Other meals that everyone came to enjoy were a simple spaghetti with a vegan bolognese, my own chicken(less) pot pie, simple Yves veggie hotdogs and burgers with a side of my grandma’s famous bean salad, and even home made vegan pizza with daiya mozzarella! My boyfriend’s mom even opted to use coconut milk on her cereal each morning, and his dad surprised himself by discovering that he does not hate beans after all. Notoriously the “picky eater” and meat-lover of my boyfriend’s family, his dad miraculously discovered a love for faux chicken strips, and he even went so far as to ask where he could purchase something similar back in Sweden!
Of course, when you are a tourist in a new country, you also want to see what the restaurants and local food places have to offer! I sometimes dread these outings, as my meal options are at the mercy of whatever restaurant everyone wants to try that day, but we had some surprising success finding vegan-friendly options! At a street meat vendor in Toronto, for example, they served vegan veggie dogs. At Yogen Fruz, (which I obviously always used to walk right by without a second glance) they now have completely dairy-free options. I even managed to find some amazing avocado spring rolls that were dairy and egg-free at a local restaurant. While most of these places are not the type I would visit on my own time, it was nice to know that I could follow along with the group and still find food options that I hadn’t even considered.
I think one of the most encouraging things about the visit from a food perspective was the enthusiasm and change in outlook that our guests seemed to experience over the ten days that they were here. Simply exposing people to delicious vegan food without any agenda, pressure, or desire to “convert” anyone is often enough for them to start turning towards the meat-free direction on their own.
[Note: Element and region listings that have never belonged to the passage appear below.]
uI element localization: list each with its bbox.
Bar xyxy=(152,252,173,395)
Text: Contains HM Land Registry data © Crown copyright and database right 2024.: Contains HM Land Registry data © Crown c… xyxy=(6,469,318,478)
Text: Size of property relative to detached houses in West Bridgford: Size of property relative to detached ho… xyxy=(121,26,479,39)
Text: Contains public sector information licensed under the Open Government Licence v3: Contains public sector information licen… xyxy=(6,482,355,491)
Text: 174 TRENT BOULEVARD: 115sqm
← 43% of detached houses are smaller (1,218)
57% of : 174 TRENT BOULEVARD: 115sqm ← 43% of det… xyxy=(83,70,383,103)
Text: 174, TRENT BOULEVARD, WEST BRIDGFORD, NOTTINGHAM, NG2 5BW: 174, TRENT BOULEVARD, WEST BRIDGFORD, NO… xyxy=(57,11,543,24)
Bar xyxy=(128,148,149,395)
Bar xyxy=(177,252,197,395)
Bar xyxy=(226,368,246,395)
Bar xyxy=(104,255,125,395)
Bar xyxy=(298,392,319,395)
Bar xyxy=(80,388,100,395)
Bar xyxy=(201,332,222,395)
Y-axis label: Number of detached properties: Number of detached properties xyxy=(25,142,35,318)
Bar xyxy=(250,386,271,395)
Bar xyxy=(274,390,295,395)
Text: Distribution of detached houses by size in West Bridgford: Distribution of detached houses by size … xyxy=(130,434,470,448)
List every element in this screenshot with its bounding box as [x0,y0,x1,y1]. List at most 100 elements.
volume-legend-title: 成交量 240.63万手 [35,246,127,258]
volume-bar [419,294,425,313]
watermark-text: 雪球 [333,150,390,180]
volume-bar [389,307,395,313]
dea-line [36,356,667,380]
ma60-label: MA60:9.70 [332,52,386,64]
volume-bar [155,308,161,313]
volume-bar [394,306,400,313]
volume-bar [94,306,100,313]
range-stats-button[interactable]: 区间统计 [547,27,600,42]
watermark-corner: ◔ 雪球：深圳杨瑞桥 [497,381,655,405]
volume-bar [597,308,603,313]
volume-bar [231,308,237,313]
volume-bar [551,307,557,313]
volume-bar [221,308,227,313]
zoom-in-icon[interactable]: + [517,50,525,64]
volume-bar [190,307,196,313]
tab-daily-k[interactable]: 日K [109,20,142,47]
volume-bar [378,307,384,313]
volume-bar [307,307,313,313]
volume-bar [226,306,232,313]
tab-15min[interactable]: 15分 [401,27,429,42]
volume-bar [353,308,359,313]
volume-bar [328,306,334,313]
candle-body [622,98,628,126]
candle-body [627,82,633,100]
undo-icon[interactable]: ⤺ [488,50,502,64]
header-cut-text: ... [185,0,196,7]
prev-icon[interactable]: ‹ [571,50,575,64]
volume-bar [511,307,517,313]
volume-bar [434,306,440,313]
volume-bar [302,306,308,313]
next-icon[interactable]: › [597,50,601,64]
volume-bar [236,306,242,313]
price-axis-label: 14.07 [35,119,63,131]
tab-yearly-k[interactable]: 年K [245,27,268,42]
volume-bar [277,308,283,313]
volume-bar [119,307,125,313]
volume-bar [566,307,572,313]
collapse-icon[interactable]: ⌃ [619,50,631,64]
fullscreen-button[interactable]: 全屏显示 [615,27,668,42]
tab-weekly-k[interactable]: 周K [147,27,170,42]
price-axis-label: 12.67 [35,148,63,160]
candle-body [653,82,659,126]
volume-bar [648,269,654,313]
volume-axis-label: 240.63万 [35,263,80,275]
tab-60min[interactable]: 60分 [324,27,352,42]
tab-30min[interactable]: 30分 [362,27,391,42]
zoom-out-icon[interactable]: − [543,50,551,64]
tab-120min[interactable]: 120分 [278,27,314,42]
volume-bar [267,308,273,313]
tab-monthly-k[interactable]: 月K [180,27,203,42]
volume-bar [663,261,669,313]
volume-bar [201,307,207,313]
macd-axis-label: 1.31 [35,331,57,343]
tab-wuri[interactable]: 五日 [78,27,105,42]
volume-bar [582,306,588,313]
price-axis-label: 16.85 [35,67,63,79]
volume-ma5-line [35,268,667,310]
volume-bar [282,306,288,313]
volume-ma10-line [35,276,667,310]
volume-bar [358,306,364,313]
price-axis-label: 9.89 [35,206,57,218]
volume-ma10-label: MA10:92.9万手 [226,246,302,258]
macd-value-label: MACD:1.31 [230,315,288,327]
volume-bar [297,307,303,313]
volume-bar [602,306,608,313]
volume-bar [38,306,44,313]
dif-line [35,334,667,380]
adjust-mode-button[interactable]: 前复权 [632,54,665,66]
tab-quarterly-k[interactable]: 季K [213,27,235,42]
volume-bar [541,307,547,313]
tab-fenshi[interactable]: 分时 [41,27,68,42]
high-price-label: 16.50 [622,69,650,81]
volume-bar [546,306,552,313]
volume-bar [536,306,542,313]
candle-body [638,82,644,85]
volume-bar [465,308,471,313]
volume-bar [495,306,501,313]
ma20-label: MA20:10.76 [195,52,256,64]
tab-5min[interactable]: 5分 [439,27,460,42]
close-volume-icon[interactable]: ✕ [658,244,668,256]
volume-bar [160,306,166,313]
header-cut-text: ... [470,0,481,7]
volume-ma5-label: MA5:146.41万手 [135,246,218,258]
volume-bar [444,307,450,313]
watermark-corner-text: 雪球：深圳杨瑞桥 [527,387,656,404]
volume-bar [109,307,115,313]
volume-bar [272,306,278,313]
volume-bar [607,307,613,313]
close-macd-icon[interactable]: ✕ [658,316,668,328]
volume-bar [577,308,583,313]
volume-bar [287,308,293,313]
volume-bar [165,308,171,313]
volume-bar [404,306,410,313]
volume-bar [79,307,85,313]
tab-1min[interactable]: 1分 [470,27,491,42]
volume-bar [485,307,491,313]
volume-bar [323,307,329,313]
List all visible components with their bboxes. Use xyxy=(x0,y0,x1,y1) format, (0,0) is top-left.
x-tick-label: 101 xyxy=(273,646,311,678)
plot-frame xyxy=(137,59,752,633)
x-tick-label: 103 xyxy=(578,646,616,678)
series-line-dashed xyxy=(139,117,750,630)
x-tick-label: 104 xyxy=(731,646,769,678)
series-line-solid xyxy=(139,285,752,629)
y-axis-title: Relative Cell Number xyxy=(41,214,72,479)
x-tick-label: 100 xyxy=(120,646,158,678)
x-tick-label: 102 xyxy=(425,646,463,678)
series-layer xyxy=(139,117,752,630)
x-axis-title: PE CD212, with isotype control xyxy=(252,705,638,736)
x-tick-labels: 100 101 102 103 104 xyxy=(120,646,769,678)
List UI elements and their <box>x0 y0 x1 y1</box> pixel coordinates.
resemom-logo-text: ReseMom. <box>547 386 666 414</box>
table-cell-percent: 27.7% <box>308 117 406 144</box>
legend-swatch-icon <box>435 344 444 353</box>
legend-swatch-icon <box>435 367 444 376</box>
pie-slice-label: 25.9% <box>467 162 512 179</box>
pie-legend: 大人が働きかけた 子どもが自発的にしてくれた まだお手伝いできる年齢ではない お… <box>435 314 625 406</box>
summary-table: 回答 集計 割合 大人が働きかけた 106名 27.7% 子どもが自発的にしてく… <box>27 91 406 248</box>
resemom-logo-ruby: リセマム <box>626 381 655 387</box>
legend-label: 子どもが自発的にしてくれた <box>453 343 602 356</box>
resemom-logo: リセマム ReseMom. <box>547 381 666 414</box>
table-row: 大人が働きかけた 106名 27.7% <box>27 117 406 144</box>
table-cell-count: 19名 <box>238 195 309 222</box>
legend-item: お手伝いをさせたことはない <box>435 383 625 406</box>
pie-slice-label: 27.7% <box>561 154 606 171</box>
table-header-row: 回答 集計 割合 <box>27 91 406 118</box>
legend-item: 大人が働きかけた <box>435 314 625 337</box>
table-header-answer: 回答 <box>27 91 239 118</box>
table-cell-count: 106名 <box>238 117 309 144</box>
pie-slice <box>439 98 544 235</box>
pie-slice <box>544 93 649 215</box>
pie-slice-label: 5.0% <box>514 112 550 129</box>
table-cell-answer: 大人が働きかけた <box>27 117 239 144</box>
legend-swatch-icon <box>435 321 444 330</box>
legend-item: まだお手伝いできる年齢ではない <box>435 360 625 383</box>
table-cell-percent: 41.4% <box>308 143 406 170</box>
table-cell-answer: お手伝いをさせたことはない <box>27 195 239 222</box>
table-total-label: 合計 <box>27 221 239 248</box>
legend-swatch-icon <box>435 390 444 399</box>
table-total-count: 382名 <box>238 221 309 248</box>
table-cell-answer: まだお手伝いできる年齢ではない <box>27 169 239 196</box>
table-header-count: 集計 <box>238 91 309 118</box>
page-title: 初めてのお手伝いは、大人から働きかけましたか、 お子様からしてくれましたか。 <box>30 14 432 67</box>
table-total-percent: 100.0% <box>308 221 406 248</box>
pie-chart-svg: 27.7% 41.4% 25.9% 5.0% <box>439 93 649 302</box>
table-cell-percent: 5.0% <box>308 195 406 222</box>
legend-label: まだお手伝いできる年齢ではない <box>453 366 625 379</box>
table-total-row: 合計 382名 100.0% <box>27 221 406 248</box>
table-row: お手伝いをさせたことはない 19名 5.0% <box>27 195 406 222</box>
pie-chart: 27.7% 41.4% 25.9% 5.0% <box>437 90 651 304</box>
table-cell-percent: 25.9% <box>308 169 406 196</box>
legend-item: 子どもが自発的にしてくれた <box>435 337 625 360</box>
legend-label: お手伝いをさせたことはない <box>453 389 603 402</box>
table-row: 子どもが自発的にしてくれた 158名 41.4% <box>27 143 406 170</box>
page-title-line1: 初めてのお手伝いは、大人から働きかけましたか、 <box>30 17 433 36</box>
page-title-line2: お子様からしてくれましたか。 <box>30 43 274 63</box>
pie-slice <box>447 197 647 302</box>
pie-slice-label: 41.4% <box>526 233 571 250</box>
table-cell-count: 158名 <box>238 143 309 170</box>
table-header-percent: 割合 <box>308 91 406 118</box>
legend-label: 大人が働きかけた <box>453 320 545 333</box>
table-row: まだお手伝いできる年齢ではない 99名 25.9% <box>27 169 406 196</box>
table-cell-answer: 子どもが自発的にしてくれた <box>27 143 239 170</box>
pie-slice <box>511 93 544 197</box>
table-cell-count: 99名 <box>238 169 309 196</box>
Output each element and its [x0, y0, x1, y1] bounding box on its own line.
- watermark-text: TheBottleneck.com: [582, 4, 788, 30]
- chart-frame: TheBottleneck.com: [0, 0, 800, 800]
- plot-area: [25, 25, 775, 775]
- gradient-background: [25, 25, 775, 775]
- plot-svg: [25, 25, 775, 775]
Good food is good food, and when people realize that they can eat well while also improving their own health and being compassionate to others, vegan eating starts to feel like a much more possible and positive option. Both of our families had an amazing time here in the Great White North, and I’m already eagerly anticipating the next Swedish Invasion! :)
(Top picture: my cute parents on the left, my Swedish veggie-meatball himself, yours-truly, and the bf’s lovely parents on the right).